Cole: And we used to say and we still kind of say it, we’ve kind of changed what we say now. But and,you know, it’s so unfair right now. And I hate to say that because I tell my children all the time, Life’s not fair. Life is not fair. I’m sorry. But, we are such at a disadvantage, we just want to be in the same ballpark where everybody else is getting reimbursed or things like that. Because we will, we can do it better. We can do it better. And I joke all the time pharmacists, nobody works for a penny or a dollar, however you want to say it, harder than us, whether it’s an adjudication, post adjudication, pre adjudication. Whether it’s in an audit or it’s in a star rating or CMR. We’re always trying to get; we’re paid that $1. Are you going to be able to keep that $1? They won’t take it back or take some of it back or give you more. You know, it’s a constant struggle. But I mean, I absolutely, it’s not work to me, I absolutely love what I do. Getting to take care of my community. I tell people all the time it’s, you know, I’m lucky the situation not in I feel like God had this this plan for me to be here to take care of my community, because there’s a lot of times he could have changed my direction. I actually prayed for him to a few times when I was in pharmacy school studying, “Hey, is there something else I need to be doing besides this?”
Scotty: You could have been that NFL quarterback.
Cole: Yeah! But, you know, it’s. It’s a great, great profession, you know. There’s not a more rewarding thing to take care of your community.
Bonnie: Well, Coby we always end these podcasts with kind of your bottom line from everybody. Mine is still going to be, what is it that you said a while ago?

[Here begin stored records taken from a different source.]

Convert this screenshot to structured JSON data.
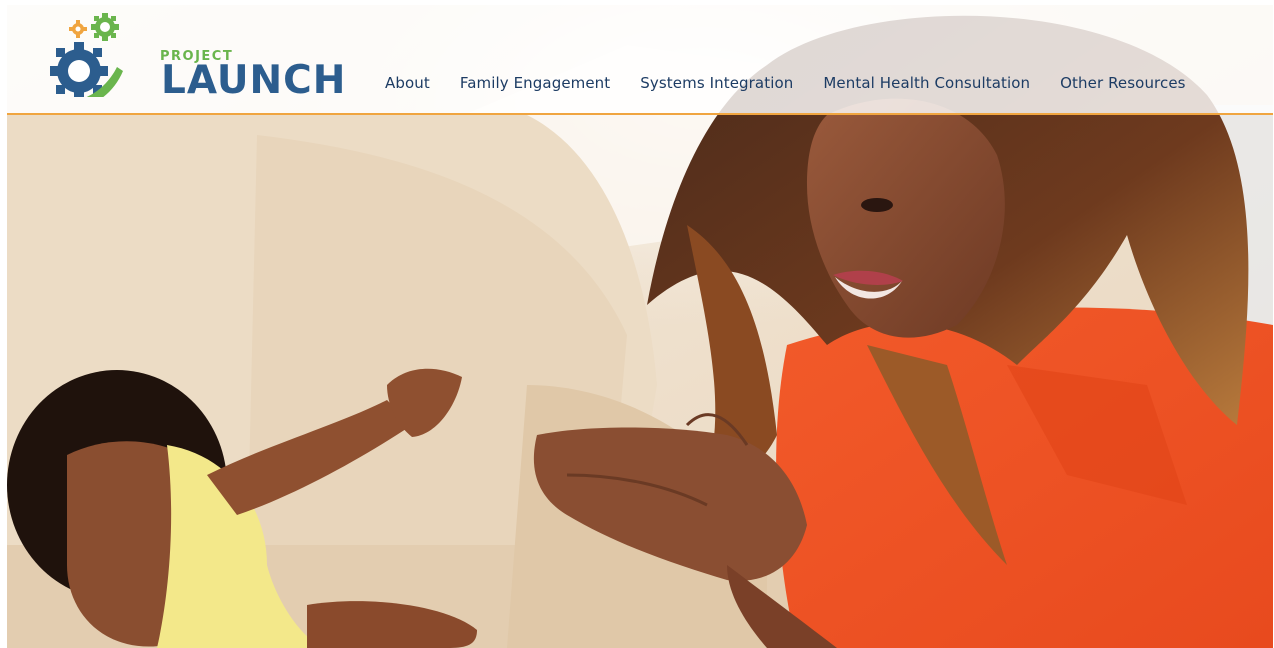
{
  "brand": {
    "project_label": "PROJECT",
    "launch_label": "LAUNCH",
    "colors": {
      "blue": "#2c5d8e",
      "green": "#6ab54d",
      "orange": "#f0a540"
    }
  },
  "nav": {
    "items": [
      {
        "label": "About"
      },
      {
        "label": "Family Engagement"
      },
      {
        "label": "Systems Integration"
      },
      {
        "label": "Mental Health Consultation"
      },
      {
        "label": "Other Resources"
      }
    ]
  },
  "hero": {
    "icon": "photo-mother-clapping-with-baby"
  }
}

Cole: You’re either at the table…
Bonnie: Or on the menu. Yeah, that’s mine. Scotty you got one?
Scotty: You know, you got to get active. If you’re not getting active you have to as part of your job. Yep. Got to get advocacy going. It’s part of it. That’s my bottom line.

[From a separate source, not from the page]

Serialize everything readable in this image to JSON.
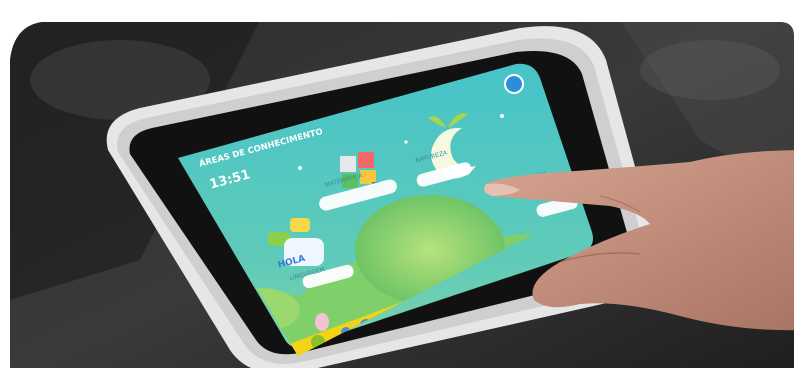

Kendell: That’s the bottom line. I think ya’ll both dropped the mic on yours, but I’d say it’s a lot more than filling scripts. It’s a lot more than just the patient relationship. That’s what I take away from today. It’s a lot of relationships outside of you and the patient. Cole, finish us off.
Cole: You know, independent pharmacy is a very unique profession. And, you know, we fight and we have so many challenges and we have to make so many changes. We’re just, we’re a resilient group and it’s hard for people to understand the challenges that we have. Y’all obviously see it, but, you know, we appreciate our patients. We’re thankful for people like y’all that help get the word out and help us at the end of the day. You know, we’re only as good as the people around us. And so, I guess my bottom line is, yes, get involved, whether it’s at the state level, at the local level, At the state level. We have two pharmacists in Congress right now. You know, run for it, run for a position in your district. Give to the PAC to get involved and be a part of what we’re trying to do because it’s actually bigger than what we are. Like I said the beginning, we’re advocating for our business and for independent pharmacy. But you’re advocating for those people that depend on you to be here, to be at or at your pharmacy every day or the ones that are opening up after the hurricane. You know, they know you’re going to be there. So that’s what we’re that’s what we’re here for.
Scotty: Well said. That’s a daggone good bottom line if I’ve ever heard one. So, Cole, we thank you for joining us today. And we’re going to have you on again in the future. And we appreciate everything you do to support us. And thank you just for being a great, great client of ours. We appreciate that.
Cole: Absolutely. Thank y’all for the opportunity.